The premise of Lyndsay Faye's fascinating novel, The Gods of Gotham, was always going to be difficult to resist. Set against the backdrop of the great fire of New York City in 1845 it tells a story of the birth of the famous NYPD amid a great political dispute and the tidal wave of immigrants arriving from Ireland to escape the catastrophic potato famine.
There's a great deal to like about Faye's book - not least a cracking murder mystery investigated by the nascent "Copper Stars" force - but chief among them is a great wealth of historical detail outlining one of the pivotal periods of development of one of the world's great cities.
Faye's story takes place at a time when lower Manhattan is a combustible - quite literally in 1845 - cocktail of commerce and poverty, in which great fortunes are being made and laying the foundations of the City's global financial dominance but while tens of thousands of immigrants, blacks and native (not Red Indian, you understand) Americans are hovering on a desperate breadline.
READ MATERIAL WITNESS INTERVIEW WITH LYNDSAY FAYE
Many passages of the book take the reader into quite desperate corners of humanity: brothels exploiting orphan and other lost children; the most deprived and depraved slums, such as the Five Points where misery is a constant companion to many who have fallen through the cracks of a brutal and merciless society. These passages reminded me of The People of the Abyss, Jack London's stark 1903 account of life in late Victorian East London, which detailed the struggle of the poor living on the doorstep of what was then the world's wealthiest city.
The Gods of Gotham is also an extaordinary reminder of the youth of the United States of America in general and of New York City in particular. In 1845 New York City had a population under 375,000 but was expanding at a staggering rate (by 1860 it had more than doubled) as waves of immigrants landed from the old world in search of a better life or in flight from persecution or economic disaster. But while Faye describes life in a densely packed Manhattan she also describes the orchards, woods and farmlands that separate the City from Harlem - scenes that's are unimaginable now.
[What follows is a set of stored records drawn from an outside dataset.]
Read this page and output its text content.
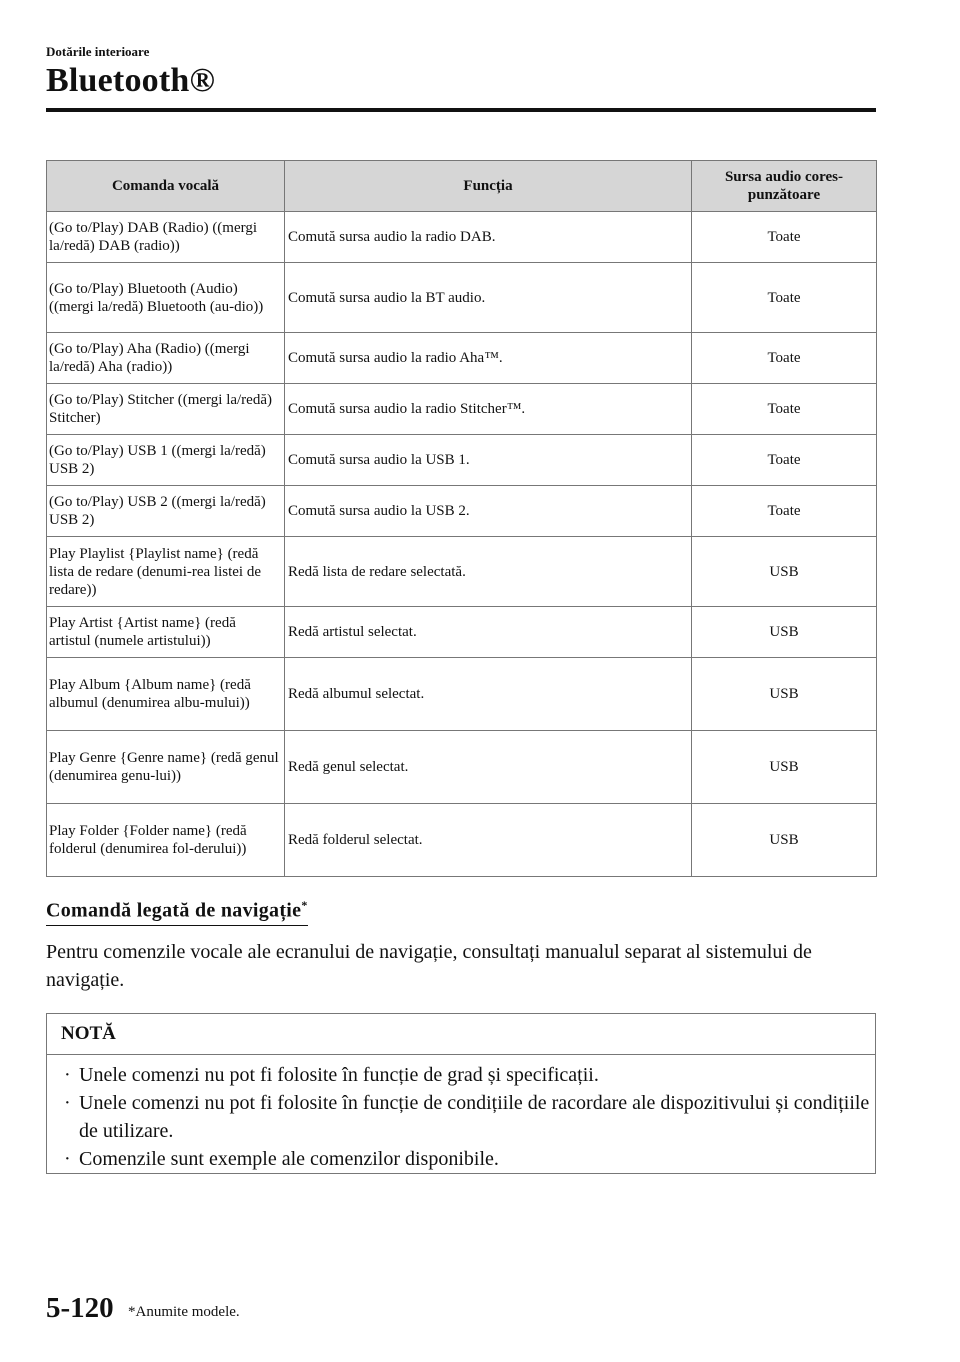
Dotările interioare
Bluetooth®
Comanda vocală	Funcția	Sursa audio cores-punzătoare
(Go to/Play) DAB (Radio) ((mergi la/redă) DAB (radio))	Comută sursa audio la radio DAB.	Toate
(Go to/Play) Bluetooth (Audio) ((mergi la/redă) Bluetooth (au-dio))	Comută sursa audio la BT audio.	Toate
(Go to/Play) Aha (Radio) ((mergi la/redă) Aha (radio))	Comută sursa audio la radio Aha™.	Toate
(Go to/Play) Stitcher ((mergi la/redă) Stitcher)	Comută sursa audio la radio Stitcher™.	Toate
(Go to/Play) USB 1 ((mergi la/redă) USB 2)	Comută sursa audio la USB 1.	Toate
(Go to/Play) USB 2 ((mergi la/redă) USB 2)	Comută sursa audio la USB 2.	Toate
Play Playlist {Playlist name} (redă lista de redare (denumi-rea listei de redare))	Redă lista de redare selectată.	USB
Play Artist {Artist name} (redă artistul (numele artistului))	Redă artistul selectat.	USB
Play Album {Album name} (redă albumul (denumirea albu-mului))	Redă albumul selectat.	USB
Play Genre {Genre name} (redă genul (denumirea genu-lui))	Redă genul selectat.	USB
Play Folder {Folder name} (redă folderul (denumirea fol-derului))	Redă folderul selectat.	USB
Comandă legată de navigație*
Pentru comenzile vocale ale ecranului de navigație, consultați manualul separat al sistemului de navigație.
NOTĂ
· Unele comenzi nu pot fi folosite în funcție de grad și specificații.
· Unele comenzi nu pot fi folosite în funcție de condițiile de racordare ale dispozitivului și condițiile de utilizare.
· Comenzile sunt exemple ale comenzilor disponibile.
5-120 *Anumite modele.
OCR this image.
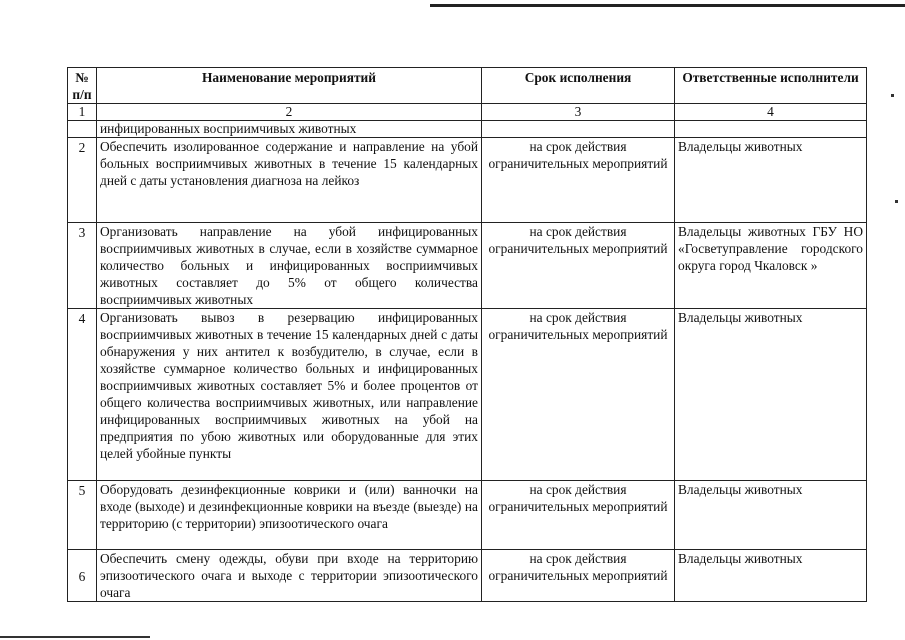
№ п/п	Наименование мероприятий	Срок исполнения	Ответственные исполнители
1	2	3	4
	инфицированных восприимчивых животных		
2	Обеспечить изолированное содержание и направление на убой больных восприимчивых животных в течение 15 календарных дней с даты установления диагноза на лейкоз	на срок действия ограничительных мероприятий	Владельцы животных
3	Организовать направление на убой инфицированных восприимчивых животных в случае, если в хозяйстве суммарное количество больных и инфицированных восприимчивых животных составляет до 5% от общего количества восприимчивых животных	на срок действия ограничительных мероприятий	Владельцы животных ГБУ НО «Госветуправление городского округа город Чкаловск »
4	Организовать вывоз в резервацию инфицированных восприимчивых животных в течение 15 календарных дней с даты обнаружения у них антител к возбудителю, в случае, если в хозяйстве суммарное количество больных и инфицированных восприимчивых животных составляет 5% и более процентов от общего количества восприимчивых животных, или направление инфицированных восприимчивых животных на убой на предприятия по убою животных или оборудованные для этих целей убойные пункты	на срок действия ограничительных мероприятий	Владельцы животных
5	Оборудовать дезинфекционные коврики и (или) ванночки на входе (выходе) и дезинфекционные коврики на въезде (выезде) на территорию (с территории) эпизоотического очага	на срок действия ограничительных мероприятий	Владельцы животных
6	Обеспечить смену одежды, обуви при входе на территорию эпизоотического очага и выходе с территории эпизоотического очага	на срок действия ограничительных мероприятий	Владельцы животных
The huge and unfettered growth of Gotham creates the conditions that make it necessary for the City's fathers to instigate its first police force: not least the religious and economic tension between the new arrivals with their "popery" and the city's existing residents who fear for their jobs, their way of life and even their lives at the hands of the demonised, dehumanised Irish.
Into this heady mess our hero Timothy Wilde is pitched. After his savings and his dreams of marriage go up in flames during the fire, his politico brother Valentine arranges a commission for Tim in the newly former Copper Star force, walking the beat in the dangerous 6th ward - "hell's privy pit".
As Tim adjusts unhappily to his new life and circumstances, he has his world turned upside a second tiem when a young, terrified girl, covered in blood, runs into him during his rounds. Tim takes the girl to his landlady for care and shortly after is confronted with a second, bllody child - this one dead in suspicious circumstances.
Tim's investigations, gently encouraged by George Washington Matsell, a historical figure later to become the City's first Commissioner of Police, open up a can of worm that the City's political agitators are determined to turn into a religious war on the Irish.
It's a heady, raucous brew, enlivened by extraordinary characters such as the City's army of paperboy entrpreneurs, an early anatomist and Matsell himself. Early NYC is vividly brought to life and the story is further enriched by the liberal use of the "Flash" language, the Rogue's Lexicon recorded for posterity by Matsell.
Faye keeps an ambitious and involved plot moving at a good speed and doesn't let her clear fascination for the history hinder the unfolding of her story. The Gods of Gotham is a worthy addition to the historical crime canon, and I hope a second installment follows.